Yo no conocí a mi abuela paterna que murió antes de que yo naciera, pero sí tuve ocasión de convivir con mi abuelo que venía los días laborables de meses alternos a comer a casa de cada uno de sus dos hijos, nunca supe dónde cenaba ni dónde pasaba los fines de semana, hoy supongo que en su casa de Alacuás – donde algunas lenguas aseguraban que tenía una amante – pero no deja de ser una especulación, si se quiere bastante probable y aún natural en su viudez, pero sin ningún indicio objetivo que lo pueda refrendar.

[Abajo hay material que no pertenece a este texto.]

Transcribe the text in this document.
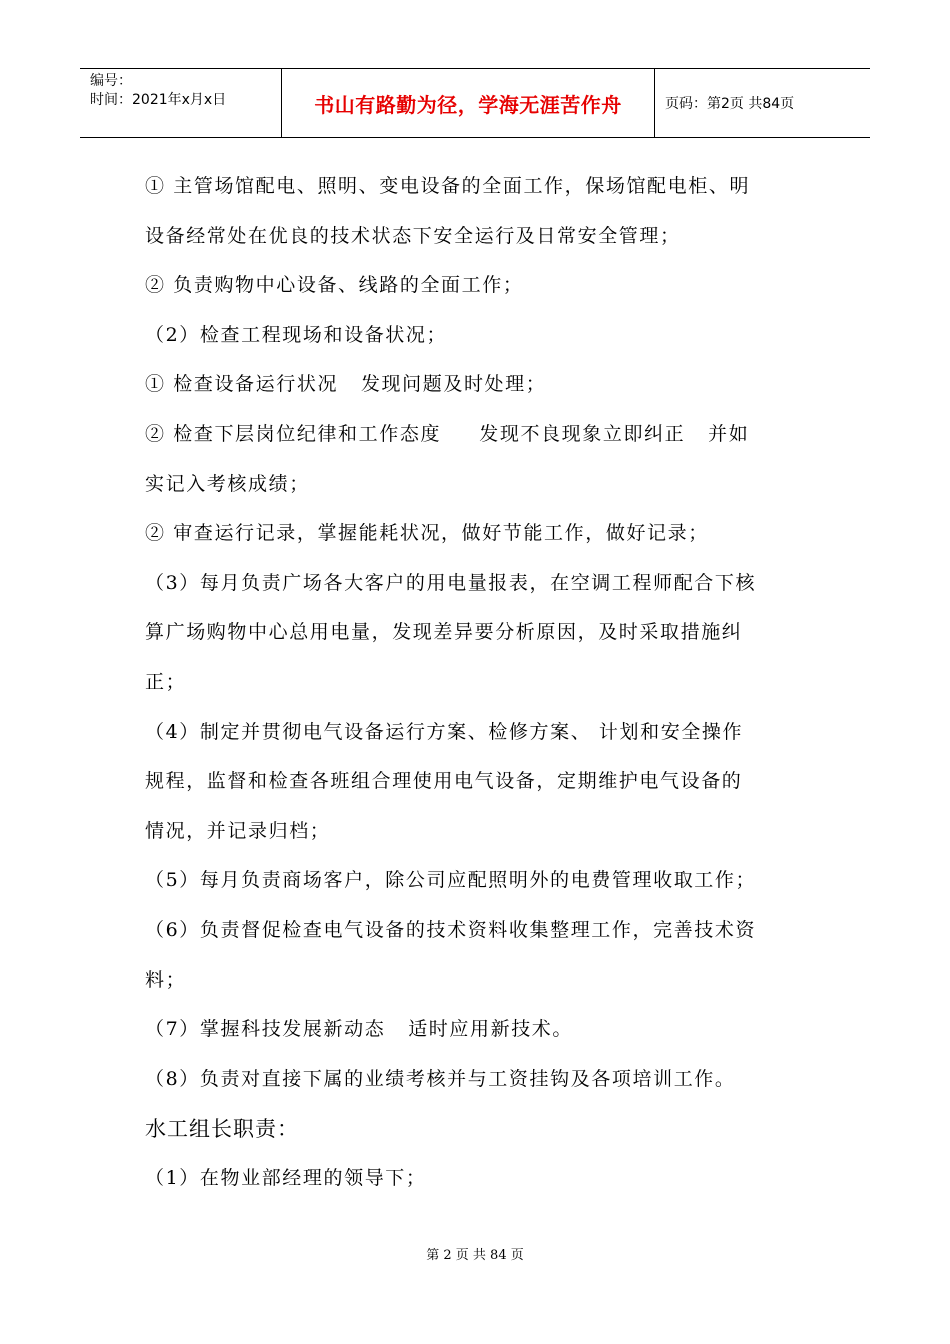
编号：
时间：2021年x月x日	书山有路勤为径，学海无涯苦作舟	页码：第2页 共84页
① 主管场馆配电、照明、变电设备的全面工作，保场馆配电柜、明
设备经常处在优良的技术状态下安全运行及日常安全管理；
② 负责购物中心设备、线路的全面工作；
（2）检查工程现场和设备状况；
① 检查设备运行状况   发现问题及时处理；
② 检查下层岗位纪律和工作态度     发现不良现象立即纠正   并如
实记入考核成绩；
② 审查运行记录，掌握能耗状况，做好节能工作，做好记录；
（3）每月负责广场各大客户的用电量报表，在空调工程师配合下核
算广场购物中心总用电量，发现差异要分析原因，及时采取措施纠
正；
（4）制定并贯彻电气设备运行方案、检修方案、 计划和安全操作
规程，监督和检查各班组合理使用电气设备，定期维护电气设备的
情况，并记录归档；
（5）每月负责商场客户，除公司应配照明外的电费管理收取工作；
（6）负责督促检查电气设备的技术资料收集整理工作，完善技术资
料；
（7）掌握科技发展新动态   适时应用新技术。
（8）负责对直接下属的业绩考核并与工资挂钩及各项培训工作。
水工组长职责：
（1）在物业部经理的领导下；
第 2 页 共 84 页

“Mamá siempre decía” que hasta que no murió mi abuelo ellos no “levantaron cabeza”. El era el dueño del negocio familiar que se suponía tenía que dar de comer a las tres familias. Si tenemos en cuenta que el abuelo Justo era ya a la sazón viudo y él sólo componía toda su unidad familiar, que comía cada día en casa de uno de sus hijos, mientras nuestro tío Pepe y nosotros constituíamos dos núcleos familiares de tres personas cada uno, en ocasiones cuatro cuando era el turno del padre, resulta poco complicado deducir en qué consistían las dificultades que para “levantar cabeza” encontraron ambas familias en vida de aquel. De hecho mi hermano, que nació cuando yo ya tenía seis años bien cumplidos, no fue engendrado mientras el abuelo Justo vivió.
Estábamos en plena postguerra, dura postguerra, época de restricciones eléctricas, cocinas a carbón – llamadas económicas – cartillas de racionamiento, meriendas de boniato al horno y remiendos en los codos de las chaquetas y en las rodilleras del pantalón, ¡ah! y el cupón regalo comercial que era el único sistema conocido de ahorro familiar. En numerosas tiendas, comercios y establecimientos con cada compra que efectuaba el cliente se le entregaba una serie de cupones engomados, del tamaño y apariencia de los sellos de correos, que luego nosotros pegábamos cuidadosamente en una cartilla suministrada al efecto. Cuanto mayor era el valor de la compra, mayor era el número de cupones regalados. Una vez completadas las cartillas, que te­nían múltiples hojas y costaba bastante reintegrar, las amas de casa acudían a unos almacenes ubicados en la calle de Játiva, frente a la plaza de toros, donde se canjeaban por otros artículos, generalmente de capricho, decorativos y de regalo que no eran necesarios, pero que eran gratis – o casi, porque nunca se tenía el número de cartillas necesario y aún había que abonar la diferencia – lo que no impedía que las colas y aglomeraciones ante los escaparates del Cupón Regalo Comercial fueran proverbiales entre los valencianos y las bromas sobre la inutilidad de muchos de los objetos conseguidos frecuentes entre amigos y familiares.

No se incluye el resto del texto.